I never much cared when I was younger whether men or women were smarter, being much more self-centered than that. So long as I was smarter, I didn't much care who was second. When my sons started going to school, I became a bit more attentive to issues of how boys and girls were perceived and treated at school, but it was not as pressing for Jonathan and Ben as it was for other boys. Both had the poor handwriting and chattiness that is their Wyman heritage, but they also got some self-control and diligence from their mother that gave them a leg up. Both read exceptionally well, and Ben had the added advantage of being in a small Christian school which I still maintain was in its day, the best school in the state.
My eventual oversimplification from those experiences was that schools favor girls, the nonschool environments favor boys.
I was also briefly president of the Prometheus Society (Hey, my name's still in the officers archives. Cool.), and raised quite a bit of controversy when I noted that the membership was 96% male. It was one of those things that everyone knew but no one was supposed to say, apparently. I just thought it was geekness, but research did show that men outnumbered women in greater numbers as one went up the IQ scale.
Less often mentioned was that men dominate at the other end of the scale as well. There just seems to be slightly more variation in men, which becomes increasingly visible at the extremes.

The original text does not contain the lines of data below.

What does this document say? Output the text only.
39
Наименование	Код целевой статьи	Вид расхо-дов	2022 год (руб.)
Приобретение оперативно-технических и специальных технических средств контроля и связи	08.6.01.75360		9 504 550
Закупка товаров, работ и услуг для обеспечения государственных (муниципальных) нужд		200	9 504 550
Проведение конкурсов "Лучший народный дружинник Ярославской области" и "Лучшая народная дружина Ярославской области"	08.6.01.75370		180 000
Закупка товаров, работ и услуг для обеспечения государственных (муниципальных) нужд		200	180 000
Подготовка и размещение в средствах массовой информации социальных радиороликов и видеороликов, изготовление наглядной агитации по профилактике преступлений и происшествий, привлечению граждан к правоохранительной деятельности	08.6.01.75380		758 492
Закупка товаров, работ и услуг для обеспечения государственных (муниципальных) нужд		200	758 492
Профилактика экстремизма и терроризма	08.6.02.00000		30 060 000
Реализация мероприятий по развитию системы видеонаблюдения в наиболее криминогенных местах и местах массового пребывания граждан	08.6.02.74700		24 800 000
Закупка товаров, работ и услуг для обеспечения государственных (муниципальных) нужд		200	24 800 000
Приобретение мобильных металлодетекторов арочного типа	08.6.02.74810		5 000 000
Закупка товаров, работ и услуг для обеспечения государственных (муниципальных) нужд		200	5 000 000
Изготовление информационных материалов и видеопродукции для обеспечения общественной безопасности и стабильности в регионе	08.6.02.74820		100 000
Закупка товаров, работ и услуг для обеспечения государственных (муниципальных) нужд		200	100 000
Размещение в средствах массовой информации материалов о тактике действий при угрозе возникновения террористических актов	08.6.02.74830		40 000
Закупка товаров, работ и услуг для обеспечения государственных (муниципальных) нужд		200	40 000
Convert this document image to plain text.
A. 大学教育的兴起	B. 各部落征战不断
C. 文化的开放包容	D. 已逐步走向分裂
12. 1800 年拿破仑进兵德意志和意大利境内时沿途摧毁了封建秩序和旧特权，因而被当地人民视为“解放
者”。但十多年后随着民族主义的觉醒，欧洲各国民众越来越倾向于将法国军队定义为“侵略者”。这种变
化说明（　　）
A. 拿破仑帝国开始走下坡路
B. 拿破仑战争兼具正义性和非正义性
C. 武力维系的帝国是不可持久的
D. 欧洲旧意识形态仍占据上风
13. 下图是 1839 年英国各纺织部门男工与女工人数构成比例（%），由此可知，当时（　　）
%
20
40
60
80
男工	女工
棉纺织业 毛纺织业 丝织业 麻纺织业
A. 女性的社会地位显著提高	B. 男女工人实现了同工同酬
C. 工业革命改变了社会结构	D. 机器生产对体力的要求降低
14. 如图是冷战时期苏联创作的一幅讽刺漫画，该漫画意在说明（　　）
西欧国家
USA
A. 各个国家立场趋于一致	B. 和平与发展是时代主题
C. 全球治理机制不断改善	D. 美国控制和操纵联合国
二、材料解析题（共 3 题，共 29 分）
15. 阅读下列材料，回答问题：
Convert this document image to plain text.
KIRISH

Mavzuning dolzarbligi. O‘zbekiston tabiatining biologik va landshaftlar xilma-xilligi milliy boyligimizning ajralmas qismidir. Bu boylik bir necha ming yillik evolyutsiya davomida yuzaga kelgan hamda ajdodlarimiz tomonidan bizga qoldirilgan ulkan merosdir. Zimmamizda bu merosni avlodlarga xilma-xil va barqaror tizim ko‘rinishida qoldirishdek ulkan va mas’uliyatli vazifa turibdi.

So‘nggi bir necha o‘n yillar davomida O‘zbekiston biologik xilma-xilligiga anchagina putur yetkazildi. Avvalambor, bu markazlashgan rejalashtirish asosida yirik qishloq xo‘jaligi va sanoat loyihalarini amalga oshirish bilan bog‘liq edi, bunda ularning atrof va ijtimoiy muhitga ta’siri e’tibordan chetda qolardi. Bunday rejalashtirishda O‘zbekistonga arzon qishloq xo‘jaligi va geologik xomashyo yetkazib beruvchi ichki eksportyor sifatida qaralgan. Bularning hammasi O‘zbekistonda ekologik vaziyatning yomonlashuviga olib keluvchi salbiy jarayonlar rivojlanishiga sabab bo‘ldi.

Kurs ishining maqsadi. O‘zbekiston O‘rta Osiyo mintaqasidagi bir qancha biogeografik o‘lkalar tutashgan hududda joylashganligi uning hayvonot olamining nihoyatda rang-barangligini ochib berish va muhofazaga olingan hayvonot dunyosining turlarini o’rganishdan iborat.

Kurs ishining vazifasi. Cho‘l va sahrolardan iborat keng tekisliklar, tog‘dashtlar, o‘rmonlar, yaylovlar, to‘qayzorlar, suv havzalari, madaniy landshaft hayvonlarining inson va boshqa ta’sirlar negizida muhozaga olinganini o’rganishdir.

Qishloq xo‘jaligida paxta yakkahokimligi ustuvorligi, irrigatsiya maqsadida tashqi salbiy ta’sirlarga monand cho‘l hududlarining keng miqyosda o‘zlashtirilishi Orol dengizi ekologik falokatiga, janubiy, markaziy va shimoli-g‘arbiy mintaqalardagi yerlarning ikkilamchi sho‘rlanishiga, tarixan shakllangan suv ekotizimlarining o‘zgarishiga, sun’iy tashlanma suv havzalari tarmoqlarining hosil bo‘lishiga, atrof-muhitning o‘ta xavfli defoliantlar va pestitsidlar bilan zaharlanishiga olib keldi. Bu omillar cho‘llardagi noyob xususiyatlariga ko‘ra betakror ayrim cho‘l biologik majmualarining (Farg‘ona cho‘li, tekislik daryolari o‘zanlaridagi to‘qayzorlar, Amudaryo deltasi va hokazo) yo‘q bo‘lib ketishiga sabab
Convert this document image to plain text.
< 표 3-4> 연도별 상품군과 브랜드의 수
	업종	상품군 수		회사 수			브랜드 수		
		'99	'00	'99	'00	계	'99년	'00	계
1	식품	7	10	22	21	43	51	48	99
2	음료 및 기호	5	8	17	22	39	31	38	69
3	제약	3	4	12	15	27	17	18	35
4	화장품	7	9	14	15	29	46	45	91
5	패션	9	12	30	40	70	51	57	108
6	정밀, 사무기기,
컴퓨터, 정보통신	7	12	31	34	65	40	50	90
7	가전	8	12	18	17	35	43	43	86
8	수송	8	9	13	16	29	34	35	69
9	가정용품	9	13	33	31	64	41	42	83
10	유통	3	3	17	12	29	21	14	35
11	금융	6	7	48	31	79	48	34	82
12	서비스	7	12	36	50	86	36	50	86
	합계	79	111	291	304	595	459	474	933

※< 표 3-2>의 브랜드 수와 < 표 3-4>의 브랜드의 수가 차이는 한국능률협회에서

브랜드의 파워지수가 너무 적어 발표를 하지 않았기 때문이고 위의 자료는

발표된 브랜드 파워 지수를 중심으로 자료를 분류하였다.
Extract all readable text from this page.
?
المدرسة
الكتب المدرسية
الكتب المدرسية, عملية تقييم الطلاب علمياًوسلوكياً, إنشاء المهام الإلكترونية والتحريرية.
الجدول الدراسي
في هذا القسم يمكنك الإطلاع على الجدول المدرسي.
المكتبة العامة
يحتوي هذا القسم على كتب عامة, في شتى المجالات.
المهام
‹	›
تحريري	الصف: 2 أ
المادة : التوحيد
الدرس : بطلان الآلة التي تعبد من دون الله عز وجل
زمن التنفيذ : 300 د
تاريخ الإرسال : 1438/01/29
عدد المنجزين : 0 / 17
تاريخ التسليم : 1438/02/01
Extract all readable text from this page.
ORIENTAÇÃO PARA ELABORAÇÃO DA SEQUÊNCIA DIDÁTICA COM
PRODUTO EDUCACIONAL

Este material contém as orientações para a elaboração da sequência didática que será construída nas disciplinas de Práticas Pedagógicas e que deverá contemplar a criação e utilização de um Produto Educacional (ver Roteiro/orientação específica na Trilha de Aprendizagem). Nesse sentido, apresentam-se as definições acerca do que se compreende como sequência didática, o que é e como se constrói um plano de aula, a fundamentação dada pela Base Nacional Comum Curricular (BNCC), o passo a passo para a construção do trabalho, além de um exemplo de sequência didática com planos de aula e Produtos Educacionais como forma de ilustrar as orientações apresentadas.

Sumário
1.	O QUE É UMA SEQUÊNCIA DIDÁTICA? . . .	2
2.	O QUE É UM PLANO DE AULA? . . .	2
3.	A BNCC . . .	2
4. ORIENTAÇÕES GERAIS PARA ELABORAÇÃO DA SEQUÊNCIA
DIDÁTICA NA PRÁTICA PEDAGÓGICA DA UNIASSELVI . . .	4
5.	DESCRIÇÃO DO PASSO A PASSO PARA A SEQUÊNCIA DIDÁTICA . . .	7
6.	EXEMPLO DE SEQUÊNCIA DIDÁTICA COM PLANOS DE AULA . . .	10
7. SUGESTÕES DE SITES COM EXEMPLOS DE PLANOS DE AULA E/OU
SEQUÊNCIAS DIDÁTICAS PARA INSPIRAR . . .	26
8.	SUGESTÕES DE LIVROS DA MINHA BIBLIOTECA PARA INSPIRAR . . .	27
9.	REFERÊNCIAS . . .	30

Manchester University's Dr. Paul Irwin has made a more dramatic claim than I had previously seen, that at IQ 120 men already outnumber women 2/1, increasing to 30/1 at IQ 170. That certainly seems extreme, though I haven't looked at the data. Most people leap to the "there must be something wrong with the tests" conclusion, but that has been hard to show evidence for. Males and females both average just about 100, but the Bell curve for women is a touch narrower and taller.
One possible explanation offered has been multi-tasking - that women's brains sacrifice the searing focus of men's in order to do several things simultaneously. People's general observations of society accord with this, perhaps, but it is tough to measure. As we are talking about a very few people when we start throwing around phrases like "IQ 170," it's hard to get good data. A self-selected sample may be misleading. But finding enough people in a random population to run an experiment is difficult.
2 comments:
Very interesting post. More men at either extreme.
I've thought the higher standard deviation for males to be true for some time now.
Another way of seeing it is:
males use more CPU power
females use a higher clock speed
Both work, both have advantages and disadvantages.